Salt Lake City School District’s Weapons Detectors Branded “Racist” By School Board Members

Natasha Biase

The Salt Lake City School District’s (SLCSD) decision to install weapon detectors at its high schools has raised concerns among parents and school board members, some of whom fear the technology will disproportionately affect visible minorities. 

According to KSL, the Salt Lake City School Board approved funding for a one-year contract with security firm PalAmerican to staff machines at several schools city-wide. The anti-gun checkpoints were reportedly installed before students returned to school last month.

News of the SLCSD’s approved plan to have private security guards install and operate the weapon detectors sparked mixed reactions from parents, many of whom did not believe the extra measures will solve the problem of school shootings.

“The person at Uvalde got in through a backdoor that was not locked,” explained one parent.

“Like any other parent, I’m terrified, you know? I love my kids, and I don’t want them to get hurt … A lot of the studies have shown that for the cost of them and the hassle for students and the propensity for maybe even minority students to get hassled more than usual, that they’re not actually keeping kids safe.”

In response to the SLCSD’s plans, some school safety experts also warned there was no guarantee that costly, state-funded weapon detectors would successfully prevent criminal activity. In addition, some stated that these measures would be “detrimental to students — especially those from communities of color.” Notably, no critics provided data to support their claims.

Ashley Anderson, a school board member who voted against PalAmerican’s security contract, expressed that she fears the security guards may have a bias against people of color.

“I oppose it because the data shows that this type of hardening offers virtually zero protection against school-based violence,” she said. “But what I’m even more worried about is the body of public health and police [de-escalation] research that shows unsworn officers — like those in the contract with PalAmerica — risk the escalation of violence, specifically for people of color.”

Sharing her sentiments, board member Mohamed Bayaad explained that his decision to vote against the measures stemmed from the fact that “students are already under so much stress” and that walking through a weapons detector might be “emotionally exhausting” for them.

“I am speaking from my own experiences. I walk through TSA, and I have to prepare myself two days in advance and worry if that weapon detector or that scanner goes off,” he said. “And also, I’m thinking about the minority kids who come from the refugee world, from places of war, and then they would have to walk in through this, and if it beeps, it’s a nightmare.
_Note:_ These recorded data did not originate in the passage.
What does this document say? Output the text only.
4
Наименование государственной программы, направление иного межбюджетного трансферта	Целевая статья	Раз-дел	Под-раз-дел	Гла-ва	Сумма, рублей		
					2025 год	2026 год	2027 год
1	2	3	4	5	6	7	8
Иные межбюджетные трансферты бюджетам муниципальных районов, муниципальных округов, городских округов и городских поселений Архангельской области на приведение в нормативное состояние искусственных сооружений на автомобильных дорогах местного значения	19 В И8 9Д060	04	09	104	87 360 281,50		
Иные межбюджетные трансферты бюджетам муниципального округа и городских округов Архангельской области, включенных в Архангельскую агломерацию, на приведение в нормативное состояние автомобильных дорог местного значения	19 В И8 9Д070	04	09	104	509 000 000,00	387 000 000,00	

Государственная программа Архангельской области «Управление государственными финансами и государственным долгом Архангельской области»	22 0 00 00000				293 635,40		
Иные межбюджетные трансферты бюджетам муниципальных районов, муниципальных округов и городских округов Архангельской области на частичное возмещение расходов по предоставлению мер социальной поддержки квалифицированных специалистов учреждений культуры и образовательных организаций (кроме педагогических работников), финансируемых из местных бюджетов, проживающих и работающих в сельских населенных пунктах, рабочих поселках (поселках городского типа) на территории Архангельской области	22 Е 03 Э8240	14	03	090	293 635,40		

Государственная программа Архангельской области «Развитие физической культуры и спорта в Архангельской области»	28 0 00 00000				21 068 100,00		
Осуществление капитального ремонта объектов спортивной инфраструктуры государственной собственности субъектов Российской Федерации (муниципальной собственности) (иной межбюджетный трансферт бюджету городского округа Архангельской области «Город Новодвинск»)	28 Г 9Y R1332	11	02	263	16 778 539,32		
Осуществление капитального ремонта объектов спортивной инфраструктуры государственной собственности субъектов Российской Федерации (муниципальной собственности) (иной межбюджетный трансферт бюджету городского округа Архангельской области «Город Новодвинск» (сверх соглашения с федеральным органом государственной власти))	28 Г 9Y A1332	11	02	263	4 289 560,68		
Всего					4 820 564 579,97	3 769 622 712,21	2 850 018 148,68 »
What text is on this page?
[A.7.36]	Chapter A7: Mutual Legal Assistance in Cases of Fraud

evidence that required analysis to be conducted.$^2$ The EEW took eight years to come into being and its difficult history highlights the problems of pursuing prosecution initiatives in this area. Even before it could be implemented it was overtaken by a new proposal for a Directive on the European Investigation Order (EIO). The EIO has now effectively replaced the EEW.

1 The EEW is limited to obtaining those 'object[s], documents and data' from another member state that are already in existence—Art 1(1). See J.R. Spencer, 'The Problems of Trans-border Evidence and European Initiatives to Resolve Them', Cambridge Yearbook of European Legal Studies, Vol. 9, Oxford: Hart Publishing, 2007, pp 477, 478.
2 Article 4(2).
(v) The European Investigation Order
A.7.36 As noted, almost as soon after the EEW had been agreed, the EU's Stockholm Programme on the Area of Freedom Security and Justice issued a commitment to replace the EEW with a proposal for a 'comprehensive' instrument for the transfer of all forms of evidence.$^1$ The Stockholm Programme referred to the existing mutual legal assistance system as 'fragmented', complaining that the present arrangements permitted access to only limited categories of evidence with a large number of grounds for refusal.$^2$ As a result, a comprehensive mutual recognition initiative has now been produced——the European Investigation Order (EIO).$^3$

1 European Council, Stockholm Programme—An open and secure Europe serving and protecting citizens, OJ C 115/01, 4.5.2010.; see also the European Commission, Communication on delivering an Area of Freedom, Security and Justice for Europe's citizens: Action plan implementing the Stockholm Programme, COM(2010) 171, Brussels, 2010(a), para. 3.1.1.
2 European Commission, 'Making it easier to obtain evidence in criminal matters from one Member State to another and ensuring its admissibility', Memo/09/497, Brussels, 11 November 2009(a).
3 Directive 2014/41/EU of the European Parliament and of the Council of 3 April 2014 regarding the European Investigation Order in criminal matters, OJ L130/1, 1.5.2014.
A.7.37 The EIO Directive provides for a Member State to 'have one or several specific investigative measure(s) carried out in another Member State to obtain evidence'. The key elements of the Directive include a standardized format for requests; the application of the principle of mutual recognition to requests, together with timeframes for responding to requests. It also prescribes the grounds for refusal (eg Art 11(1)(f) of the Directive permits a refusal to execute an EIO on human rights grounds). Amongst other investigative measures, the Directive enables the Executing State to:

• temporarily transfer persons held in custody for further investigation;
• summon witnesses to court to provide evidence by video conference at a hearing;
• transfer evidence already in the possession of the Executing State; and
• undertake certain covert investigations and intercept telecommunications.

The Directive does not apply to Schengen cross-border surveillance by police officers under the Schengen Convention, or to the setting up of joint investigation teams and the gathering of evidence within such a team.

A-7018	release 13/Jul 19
I don’t know how to explain it to you.”

News of the apparent race-based opposition to the safety measures sparked controversy on social media, with some users expressing that the sentiment was inadvertently racist.

One user on X (formerly Twitter) asked: “Are they saying ‘students of color’ carry weapons? but that, for some reason, that shouldn’t be stopped?”

Kevin Dolan, founder and CEO of Exit, shared a screenshot of a quote from SLCSD’s spokesperson, Yándary Chatwin, and stressed the objectivity of the machines:

Others, like @shortmagsmle, joked: “I have a dream that my children will one day live in a nation where they will not be judged by the color of their skin but by the content of their backpack.”

Research by the Johns Hopkins Center for Safe & Healthy Schools has linked security measures such as metal detectors and book bag searches to “poorer educational outcomes,” including “lower math scores and lower likelihood of college enrollment as well as a higher likelihood of being suspended.”

According to a study out of the University of Florida Levin College of Law, “school surveillance methods are more likely to be used at schools with a more diverse student body,” specifically African-American students.

“While the technology may be implemented in every school,” explained Odis Johnson, executive director at the Johns Hopkins Center for Safe & Healthy Schools.

“We’ve got to keep in mind that children don’t respond equally to similar technology because they come from communities, they come from experiences with not only the technology and teachers but the justice system, which tends to entangle kids from [minority] backgrounds, historically, at higher rates than any other population … So it’s not just equal opportunity in terms of the technology; it’s unequal opportunity in how kids respond to the same technology,” concluded Johnson.

Despite the recent uptick in school shootings over the last few years, the addition of weapon detectors in schools is still uncommon in most schools across the United States.